The pilot would have instinctively applied full left-turn controls with the wing spoilers in an attempt to counter the hard right rotation that had begun. The aircraft would have continued to roll toward ninety degrees of the bank despite the pilot’s efforts and, within about two seconds, he would have mentally acknowledged the hopelessness of his task and commenced the ejection sequence.
A reported copilot account said immediately after ridge impact, he first looked at the fireball on the right wing and then turned to see the pilot’s ejection seat traveling up the rails and out of the plane in seeming slow motion. Before ejecting, the copilot reported Col. Ivy had begun a mad scramble to get out of the aircraft.
All six crewmembers with ejection seats escaped the aircraft, and five survived. The gunner bled to death on the mesa, as his leg was severed during ejection. Ivy went down with the aircraft.
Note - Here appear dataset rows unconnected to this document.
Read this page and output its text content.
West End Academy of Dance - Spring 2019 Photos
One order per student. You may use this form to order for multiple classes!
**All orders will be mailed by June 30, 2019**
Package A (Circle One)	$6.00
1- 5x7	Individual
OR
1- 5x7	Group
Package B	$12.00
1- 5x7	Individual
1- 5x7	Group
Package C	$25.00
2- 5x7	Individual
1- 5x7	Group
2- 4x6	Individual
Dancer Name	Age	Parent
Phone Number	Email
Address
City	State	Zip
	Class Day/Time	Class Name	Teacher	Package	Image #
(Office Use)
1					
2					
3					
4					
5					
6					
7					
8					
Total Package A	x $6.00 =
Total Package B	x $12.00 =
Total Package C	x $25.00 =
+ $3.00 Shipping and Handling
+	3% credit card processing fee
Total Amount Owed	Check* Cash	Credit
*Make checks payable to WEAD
The navigators should not have survived since they required four hundred feet of ground clearance and level flight to have one swing in their parachute before hitting the ground. However, it appears everyone ejected as the plane neared or passed ninety degrees right bank, allowing the nav team a successful trajectory from the aircraft. The radar navigator received severe facial burns from the aircraft’s initial impact fireball and explosion, so closely before the impact did he eject.
Ivy had no time to pull himself out of a pilot’s overhead hatch opening, considering the instability of a spiraling aircraft, whose centrifugal force would have pressed him against the left wall of the crew compartment and the tornado-force winds beyond the hatch.
If the aircraft had been stable and at altitude, he could have clambered down the ladder to the lower compartment and leaped from a navigator’s hatch more easily than transiting an upper hatch, but there was no time and no altitude.
I imagine Ivy saw vividly what was coming and finally closed his eyes to accept death in serenity.
The sweet chariot swung low to carry Bill home.